Ritalin, Behavior Modification Make the Grade for ADHD
WebMD News Archive
The students received either placebo or Ritalin three times per day during the eight weeks of the study. Each student received a different dose of the drug or a placebo each day of the study, allowing the researchers to compare how the students behaved and performed academically at each dose.
The students also received behavior modification therapy aimed at helping them to control their behavior and function better in settings such as school. Instruction included tips on better note-taking, social skills, and problem-solving.
The researchers looked at the quality of the students' notes, performance on daily quizzes, writing assignments, in-class worksheets, and how often they completed assigned homework. The students were also monitored for signs of ADHD-related behavior in the classroom.
About 80% of the students showed some degree of academic improvement while taking Ritalin. The biggest improvement occurred at the smallest drug dose (10 mg), with lesser improvements seen when the dose was doubled or tripled.
Pelham tells WebMD the study focused only on daily productivity in the classroom, and not long-term effects on academic performance. In fact, says an education specialist who was not involved in the study, it's not clear whether taking Ritalin now will help with a student's chance of getting into a good college later.
Judith Wiener, PhD, professor of human development and applied psychology at the University of Toronto, tells WebMD studies have shown Ritalin to have inconsistent effects on academic performance.

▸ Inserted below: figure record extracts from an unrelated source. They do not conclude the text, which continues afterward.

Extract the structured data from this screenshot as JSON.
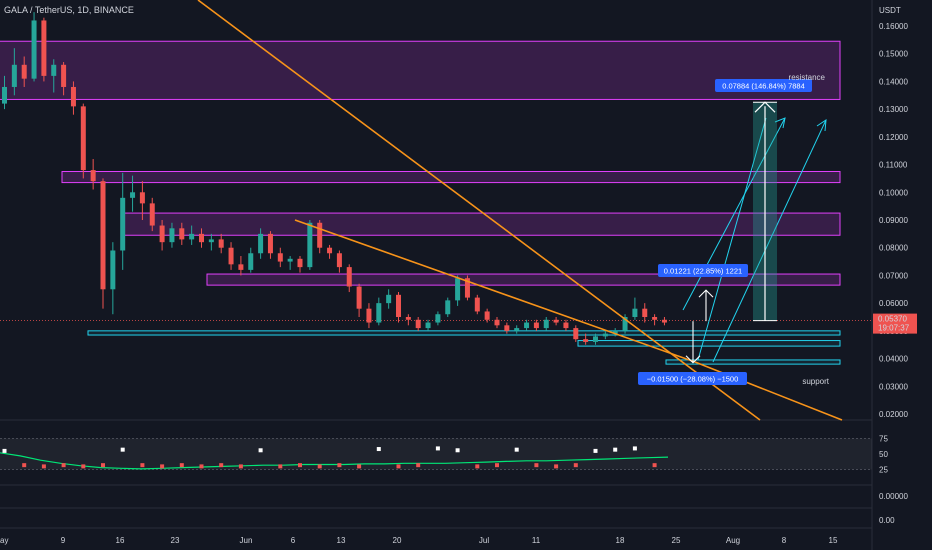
{
  "header": {
    "symbol": "GALA / TetherUS, 1D, BINANCE",
    "currency": "USDT"
  },
  "price_scale": {
    "ticks": [
      "0.16000",
      "0.15000",
      "0.14000",
      "0.13000",
      "0.12000",
      "0.11000",
      "0.10000",
      "0.09000",
      "0.08000",
      "0.07000",
      "0.06000",
      "0.05000",
      "0.04000",
      "0.03000",
      "0.02000"
    ],
    "current_price": "0.05370",
    "countdown": "19:07:37"
  },
  "time_axis": {
    "labels": [
      "ay",
      "9",
      "16",
      "23",
      "Jun",
      "6",
      "13",
      "20",
      "Jul",
      "11",
      "18",
      "25",
      "Aug",
      "8",
      "15"
    ]
  },
  "oscillator": {
    "ticks": [
      "75",
      "50",
      "25"
    ],
    "sub_ticks": [
      "0.00000",
      "0.00"
    ]
  },
  "annotations": {
    "resistance": "resistance",
    "support": "support",
    "up_big": "0.07884 (146.84%) 7884",
    "up_small": "0.01221 (22.85%) 1221",
    "down": "−0.01500 (−28.08%) −1500"
  },
  "colors": {
    "background": "#131722",
    "bull": "#26a69a",
    "bear": "#ef5350",
    "zone": "#e040fb",
    "trendline": "#f7931a",
    "support_line": "#22d3ee",
    "oscillator_line": "#00e676",
    "label_bg": "#2962ff"
  },
  "chart_data": {
    "type": "candlestick",
    "title": "GALA / TetherUS, 1D, BINANCE",
    "ylabel": "USDT",
    "ylim": [
      0.02,
      0.16
    ],
    "resistance_zones": [
      [
        0.1335,
        0.1545
      ],
      [
        0.1035,
        0.1075
      ],
      [
        0.0845,
        0.0925
      ],
      [
        0.0665,
        0.0705
      ]
    ],
    "support_zones": [
      [
        0.0485,
        0.05
      ],
      [
        0.0445,
        0.0465
      ],
      [
        0.038,
        0.0395
      ]
    ],
    "candles": [
      [
        0.132,
        0.142,
        0.13,
        0.138
      ],
      [
        0.138,
        0.152,
        0.135,
        0.146
      ],
      [
        0.146,
        0.149,
        0.138,
        0.141
      ],
      [
        0.141,
        0.165,
        0.14,
        0.162
      ],
      [
        0.162,
        0.163,
        0.14,
        0.142
      ],
      [
        0.142,
        0.148,
        0.136,
        0.146
      ],
      [
        0.146,
        0.147,
        0.135,
        0.138
      ],
      [
        0.138,
        0.14,
        0.128,
        0.131
      ],
      [
        0.131,
        0.132,
        0.105,
        0.108
      ],
      [
        0.108,
        0.112,
        0.101,
        0.104
      ],
      [
        0.104,
        0.105,
        0.058,
        0.065
      ],
      [
        0.065,
        0.082,
        0.056,
        0.079
      ],
      [
        0.079,
        0.107,
        0.072,
        0.098
      ],
      [
        0.098,
        0.106,
        0.093,
        0.1
      ],
      [
        0.1,
        0.104,
        0.09,
        0.096
      ],
      [
        0.096,
        0.098,
        0.086,
        0.088
      ],
      [
        0.088,
        0.09,
        0.079,
        0.082
      ],
      [
        0.082,
        0.089,
        0.08,
        0.087
      ],
      [
        0.087,
        0.089,
        0.081,
        0.083
      ],
      [
        0.083,
        0.088,
        0.081,
        0.085
      ],
      [
        0.085,
        0.087,
        0.08,
        0.082
      ],
      [
        0.082,
        0.085,
        0.079,
        0.083
      ],
      [
        0.083,
        0.085,
        0.078,
        0.08
      ],
      [
        0.08,
        0.082,
        0.072,
        0.074
      ],
      [
        0.074,
        0.077,
        0.07,
        0.072
      ],
      [
        0.072,
        0.08,
        0.071,
        0.078
      ],
      [
        0.078,
        0.087,
        0.076,
        0.085
      ],
      [
        0.085,
        0.086,
        0.076,
        0.078
      ],
      [
        0.078,
        0.08,
        0.073,
        0.075
      ],
      [
        0.075,
        0.077,
        0.072,
        0.076
      ],
      [
        0.076,
        0.077,
        0.071,
        0.073
      ],
      [
        0.073,
        0.09,
        0.072,
        0.089
      ],
      [
        0.089,
        0.09,
        0.078,
        0.08
      ],
      [
        0.08,
        0.081,
        0.076,
        0.078
      ],
      [
        0.078,
        0.079,
        0.071,
        0.073
      ],
      [
        0.073,
        0.074,
        0.064,
        0.066
      ],
      [
        0.066,
        0.067,
        0.055,
        0.058
      ],
      [
        0.058,
        0.06,
        0.051,
        0.053
      ],
      [
        0.053,
        0.062,
        0.052,
        0.06
      ],
      [
        0.06,
        0.065,
        0.058,
        0.063
      ],
      [
        0.063,
        0.064,
        0.053,
        0.055
      ],
      [
        0.055,
        0.056,
        0.052,
        0.054
      ],
      [
        0.054,
        0.055,
        0.05,
        0.051
      ],
      [
        0.051,
        0.054,
        0.05,
        0.053
      ],
      [
        0.053,
        0.057,
        0.052,
        0.056
      ],
      [
        0.056,
        0.062,
        0.055,
        0.061
      ],
      [
        0.061,
        0.07,
        0.059,
        0.069
      ],
      [
        0.069,
        0.07,
        0.061,
        0.062
      ],
      [
        0.062,
        0.063,
        0.056,
        0.057
      ],
      [
        0.057,
        0.058,
        0.053,
        0.054
      ],
      [
        0.054,
        0.055,
        0.051,
        0.052
      ],
      [
        0.052,
        0.053,
        0.049,
        0.05
      ],
      [
        0.05,
        0.052,
        0.049,
        0.051
      ],
      [
        0.051,
        0.054,
        0.05,
        0.053
      ],
      [
        0.053,
        0.054,
        0.05,
        0.051
      ],
      [
        0.051,
        0.055,
        0.05,
        0.054
      ],
      [
        0.054,
        0.055,
        0.052,
        0.053
      ],
      [
        0.053,
        0.054,
        0.05,
        0.051
      ],
      [
        0.051,
        0.052,
        0.046,
        0.047
      ],
      [
        0.047,
        0.049,
        0.045,
        0.046
      ],
      [
        0.046,
        0.049,
        0.045,
        0.048
      ],
      [
        0.048,
        0.05,
        0.047,
        0.049
      ],
      [
        0.049,
        0.051,
        0.048,
        0.05
      ],
      [
        0.05,
        0.056,
        0.049,
        0.055
      ],
      [
        0.055,
        0.062,
        0.054,
        0.058
      ],
      [
        0.058,
        0.06,
        0.053,
        0.055
      ],
      [
        0.055,
        0.056,
        0.052,
        0.054
      ],
      [
        0.054,
        0.055,
        0.052,
        0.053
      ]
    ],
    "oscillator": {
      "ylim": [
        0,
        100
      ],
      "line": [
        52,
        47,
        40,
        35,
        31,
        28,
        27,
        26,
        27,
        28,
        29,
        30,
        31,
        32,
        32,
        33,
        33,
        33,
        34,
        34,
        35,
        35,
        35,
        36,
        37,
        38,
        39,
        39,
        40,
        41,
        42,
        43,
        44,
        45
      ]
    }
  }
}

"What seems to be the case is that if you look at long-term outcomes of kids with ADHD who have or have not been on Ritalin, that you get no differences," she says. "On the other hand, if you look at things like task engagement -- short-term gains on specific tasks while they're taking the drugs vs. not -- then you tend to get better results from the Ritalin group."
Wiener suspects Ritalin has no effect on long-term academic performance because over time, other factors interfere with academic achievement.
Still, Pelham tells WebMD, behavior modification -- working with children in the classroom to provide positive incentives for appropriate behavior and penalties for inappropriate behavior -- may be all that some children or teens with ADHD need to work well in school.